Instituto de Relações Internacionais, PUC-Rio



Parte das contribuições avançadas no Seminário "Migrações na Pan-
Amazônia" e que compõem o presente livro procuraram problematizar a própria
noção do que vem a ser a migração. Conceito controverso, multifacetado e
transdisciplinar, as migrações carregam consigo tanto um elemento da
vivência pessoal e cotidiana e, portanto, antropológica, quanto um
componente político, social e econômico que desafia as estruturas
disciplinares correntes. Nesse artigo, procuro partir do reconhecimento de
que a migração deve ser entendida como categoria analítica; conclusão que
reflete uma postura epistemológica, mas, sobretudo política já que indaga
em alguma medida a questão de quem autoriza o uso das rubricas da
mobilidade e portanto, estendo a questão para além da figura do migrante,
abarcando também outras duas modalidades de deslocamento na política
internacional, a de refugiados e a de internamente deslocados.

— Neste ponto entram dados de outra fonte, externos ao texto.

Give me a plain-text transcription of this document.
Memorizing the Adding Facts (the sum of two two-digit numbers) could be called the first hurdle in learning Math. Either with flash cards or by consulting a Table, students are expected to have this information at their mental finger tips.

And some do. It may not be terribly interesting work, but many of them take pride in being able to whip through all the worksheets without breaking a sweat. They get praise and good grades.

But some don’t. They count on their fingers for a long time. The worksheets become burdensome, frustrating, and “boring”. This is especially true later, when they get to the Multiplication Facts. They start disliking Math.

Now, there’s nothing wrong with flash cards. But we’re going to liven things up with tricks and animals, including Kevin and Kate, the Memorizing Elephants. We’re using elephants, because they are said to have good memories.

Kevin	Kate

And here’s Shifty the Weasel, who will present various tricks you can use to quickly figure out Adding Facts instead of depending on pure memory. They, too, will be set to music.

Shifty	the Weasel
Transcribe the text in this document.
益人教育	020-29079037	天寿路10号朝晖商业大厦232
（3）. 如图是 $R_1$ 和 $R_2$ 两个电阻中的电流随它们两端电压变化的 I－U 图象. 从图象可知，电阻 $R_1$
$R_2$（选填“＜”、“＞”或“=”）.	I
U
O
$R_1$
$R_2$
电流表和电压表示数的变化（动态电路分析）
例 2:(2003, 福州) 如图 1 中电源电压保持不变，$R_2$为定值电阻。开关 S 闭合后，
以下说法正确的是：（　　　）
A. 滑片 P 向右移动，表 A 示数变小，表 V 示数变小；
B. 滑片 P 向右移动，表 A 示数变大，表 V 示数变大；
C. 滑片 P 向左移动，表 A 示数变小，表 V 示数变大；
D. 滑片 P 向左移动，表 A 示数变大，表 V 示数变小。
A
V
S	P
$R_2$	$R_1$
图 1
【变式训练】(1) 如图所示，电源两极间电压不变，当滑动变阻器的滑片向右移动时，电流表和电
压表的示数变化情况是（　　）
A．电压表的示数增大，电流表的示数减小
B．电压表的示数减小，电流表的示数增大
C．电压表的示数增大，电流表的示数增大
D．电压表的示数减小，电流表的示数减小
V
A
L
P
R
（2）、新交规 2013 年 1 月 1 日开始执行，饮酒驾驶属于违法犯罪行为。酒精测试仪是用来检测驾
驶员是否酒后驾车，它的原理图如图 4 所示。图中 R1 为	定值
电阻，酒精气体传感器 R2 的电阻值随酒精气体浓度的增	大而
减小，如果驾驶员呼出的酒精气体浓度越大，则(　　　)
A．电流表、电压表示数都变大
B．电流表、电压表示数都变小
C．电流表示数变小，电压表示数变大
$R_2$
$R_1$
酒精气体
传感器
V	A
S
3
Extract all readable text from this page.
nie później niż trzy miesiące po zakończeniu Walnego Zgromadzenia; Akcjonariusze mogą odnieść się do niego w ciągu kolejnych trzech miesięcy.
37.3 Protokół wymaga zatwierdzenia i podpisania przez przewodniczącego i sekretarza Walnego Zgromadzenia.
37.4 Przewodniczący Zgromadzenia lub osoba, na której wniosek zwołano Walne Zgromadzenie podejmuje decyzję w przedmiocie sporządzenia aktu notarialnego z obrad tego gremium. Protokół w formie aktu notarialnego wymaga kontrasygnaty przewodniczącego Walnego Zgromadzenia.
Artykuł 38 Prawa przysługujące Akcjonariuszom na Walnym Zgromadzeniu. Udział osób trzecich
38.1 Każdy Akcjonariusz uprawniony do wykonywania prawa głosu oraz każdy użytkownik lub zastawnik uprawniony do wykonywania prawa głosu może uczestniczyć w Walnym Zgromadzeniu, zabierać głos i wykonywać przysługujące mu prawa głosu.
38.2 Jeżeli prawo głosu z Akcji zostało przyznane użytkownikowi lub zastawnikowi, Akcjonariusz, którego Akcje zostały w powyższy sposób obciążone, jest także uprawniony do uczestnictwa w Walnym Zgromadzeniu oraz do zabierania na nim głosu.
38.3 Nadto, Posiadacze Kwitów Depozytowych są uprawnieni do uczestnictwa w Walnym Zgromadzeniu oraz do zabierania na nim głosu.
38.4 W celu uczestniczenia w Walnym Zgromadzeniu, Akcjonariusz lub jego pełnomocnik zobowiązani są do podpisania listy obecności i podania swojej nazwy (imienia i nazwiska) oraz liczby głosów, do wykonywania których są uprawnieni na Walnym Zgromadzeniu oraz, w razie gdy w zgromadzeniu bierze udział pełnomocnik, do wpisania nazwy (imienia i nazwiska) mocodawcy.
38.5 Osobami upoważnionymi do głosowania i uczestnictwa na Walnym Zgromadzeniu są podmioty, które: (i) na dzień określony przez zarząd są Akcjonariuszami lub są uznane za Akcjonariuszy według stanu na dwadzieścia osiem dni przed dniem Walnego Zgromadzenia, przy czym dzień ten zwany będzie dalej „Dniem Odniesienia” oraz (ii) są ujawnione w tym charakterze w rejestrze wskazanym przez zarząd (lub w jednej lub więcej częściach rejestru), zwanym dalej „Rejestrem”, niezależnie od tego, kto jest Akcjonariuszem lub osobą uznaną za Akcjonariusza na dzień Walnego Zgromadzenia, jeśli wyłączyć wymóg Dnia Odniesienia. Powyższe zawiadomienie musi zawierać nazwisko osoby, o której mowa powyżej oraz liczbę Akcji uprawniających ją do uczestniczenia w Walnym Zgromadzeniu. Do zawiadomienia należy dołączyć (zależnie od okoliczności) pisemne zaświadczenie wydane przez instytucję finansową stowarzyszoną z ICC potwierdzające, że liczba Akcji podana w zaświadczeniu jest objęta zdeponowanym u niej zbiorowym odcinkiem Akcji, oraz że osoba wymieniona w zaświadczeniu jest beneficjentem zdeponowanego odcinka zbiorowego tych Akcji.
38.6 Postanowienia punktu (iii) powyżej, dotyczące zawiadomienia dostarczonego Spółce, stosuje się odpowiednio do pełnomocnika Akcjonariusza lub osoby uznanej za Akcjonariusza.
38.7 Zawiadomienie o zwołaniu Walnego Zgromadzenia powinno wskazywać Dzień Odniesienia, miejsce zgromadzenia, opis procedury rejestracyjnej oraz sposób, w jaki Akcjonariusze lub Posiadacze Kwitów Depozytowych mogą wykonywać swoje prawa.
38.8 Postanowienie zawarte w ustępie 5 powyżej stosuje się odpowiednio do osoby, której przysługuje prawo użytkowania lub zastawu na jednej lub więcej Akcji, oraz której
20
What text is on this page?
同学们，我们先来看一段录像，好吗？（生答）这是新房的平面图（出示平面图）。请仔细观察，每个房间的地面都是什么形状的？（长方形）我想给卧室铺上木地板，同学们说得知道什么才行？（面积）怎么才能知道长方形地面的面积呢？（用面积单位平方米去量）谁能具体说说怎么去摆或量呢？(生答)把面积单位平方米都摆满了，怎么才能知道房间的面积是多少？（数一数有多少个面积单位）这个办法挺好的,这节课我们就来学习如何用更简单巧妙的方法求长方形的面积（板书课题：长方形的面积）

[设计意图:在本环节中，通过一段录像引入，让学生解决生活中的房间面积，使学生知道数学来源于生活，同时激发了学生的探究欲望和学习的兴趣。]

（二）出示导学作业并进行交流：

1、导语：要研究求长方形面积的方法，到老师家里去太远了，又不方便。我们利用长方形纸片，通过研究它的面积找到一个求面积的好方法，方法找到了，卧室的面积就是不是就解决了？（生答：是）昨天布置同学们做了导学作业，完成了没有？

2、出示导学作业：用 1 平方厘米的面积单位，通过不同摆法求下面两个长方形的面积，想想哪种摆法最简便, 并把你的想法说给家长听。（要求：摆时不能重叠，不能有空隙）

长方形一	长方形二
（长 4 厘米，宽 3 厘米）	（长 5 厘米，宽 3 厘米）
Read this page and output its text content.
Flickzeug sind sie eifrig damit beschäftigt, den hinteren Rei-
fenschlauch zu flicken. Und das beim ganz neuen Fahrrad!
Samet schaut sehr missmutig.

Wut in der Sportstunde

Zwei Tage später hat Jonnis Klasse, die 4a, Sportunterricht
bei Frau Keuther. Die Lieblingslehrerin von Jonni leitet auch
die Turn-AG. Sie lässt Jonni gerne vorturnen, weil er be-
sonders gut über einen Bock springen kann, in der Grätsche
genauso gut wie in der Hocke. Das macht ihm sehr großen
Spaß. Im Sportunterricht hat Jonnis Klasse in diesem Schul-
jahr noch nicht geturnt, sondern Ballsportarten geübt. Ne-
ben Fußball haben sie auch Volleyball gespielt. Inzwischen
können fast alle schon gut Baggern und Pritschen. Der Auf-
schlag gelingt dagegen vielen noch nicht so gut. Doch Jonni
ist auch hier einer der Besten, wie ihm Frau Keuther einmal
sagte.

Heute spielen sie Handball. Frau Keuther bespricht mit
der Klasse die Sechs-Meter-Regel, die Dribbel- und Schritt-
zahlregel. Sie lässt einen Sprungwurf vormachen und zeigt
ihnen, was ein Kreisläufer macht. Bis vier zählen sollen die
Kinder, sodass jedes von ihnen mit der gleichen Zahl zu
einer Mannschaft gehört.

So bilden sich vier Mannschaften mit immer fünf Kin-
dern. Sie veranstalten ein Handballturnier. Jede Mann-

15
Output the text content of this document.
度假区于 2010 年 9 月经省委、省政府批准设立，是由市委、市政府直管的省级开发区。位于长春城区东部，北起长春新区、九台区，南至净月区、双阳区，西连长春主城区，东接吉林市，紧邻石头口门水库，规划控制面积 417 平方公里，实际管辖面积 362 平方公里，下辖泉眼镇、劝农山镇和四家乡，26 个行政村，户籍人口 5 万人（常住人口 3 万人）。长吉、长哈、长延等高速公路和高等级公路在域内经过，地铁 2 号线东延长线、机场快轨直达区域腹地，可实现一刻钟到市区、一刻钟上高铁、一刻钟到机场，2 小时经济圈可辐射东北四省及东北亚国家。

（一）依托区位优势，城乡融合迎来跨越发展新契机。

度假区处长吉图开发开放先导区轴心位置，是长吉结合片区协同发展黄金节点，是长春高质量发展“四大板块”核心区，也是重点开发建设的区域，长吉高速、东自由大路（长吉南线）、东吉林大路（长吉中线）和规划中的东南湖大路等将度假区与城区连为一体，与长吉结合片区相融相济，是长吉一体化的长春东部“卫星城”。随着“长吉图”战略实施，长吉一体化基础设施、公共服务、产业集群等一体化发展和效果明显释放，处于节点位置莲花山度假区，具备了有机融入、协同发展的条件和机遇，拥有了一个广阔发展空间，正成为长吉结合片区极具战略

Falarei assim de uma política cada vez mais global de gerenciamento da
mobilidade a partir da discussão dessas três figuras centrais dos regimes
internacionais; três figuras de "vagabundos", apropriando-me do termo de
Bauman (1998) que tenta capturar como a questão da mobilidade se tornou um
elemento central das novas hierarquias de poder contemporâneo. (vs.
turista, o grande beneficiário da globalização). Meu olhar parte, portanto,
da perspectiva das estruturas de poder que reproduzem a gramática
ordenadora das dinâmicas de movimento de pessoas no plano global e das
estratégias de disciplina e controle dela derivadas. Assim, falo, sobretudo
do direito internacional e do papel dos estados nesses processos.

Nesse sentido, o trabalho procura avançar dois argumentos. O primeiro
diz respeito à natureza disso que estou chamando de um regime global de
controle da mobilidade. Muito embora acredite que em todo vagabundo há algo
de turista e vice-versa, o ponto que desejo salientar aqui é que o regime
global de mobilidade procura precisar, universalizar, capturar esses
conceitos por meio de dicotomias e clivagens rígidas. Essa rigidez
conceitual e jurídica é um efeito, acredito, da disjunção que é gerada pela
natureza transversal da experiência da mobilidade e que produz uma série de
tensões para as formas modernas de organização da vida política. Assim,
enquanto a linguagem de crise, emergência ou problema tem sido
constantemente dirigida para refugiados e migrantes, numa tentativa de
representá-los como ameaças existenciais ao Estado-Nação (Nyers, 2006;
Soguk, 1999, Bigo, 2007), a terminologia também revela as enormes
ansiedades geradas pela complexidade da experiência migratória e sobre como
as subjetividades políticas dela advindas produzem rupturas e fissuras no
imaginário político contemporâneo em geral.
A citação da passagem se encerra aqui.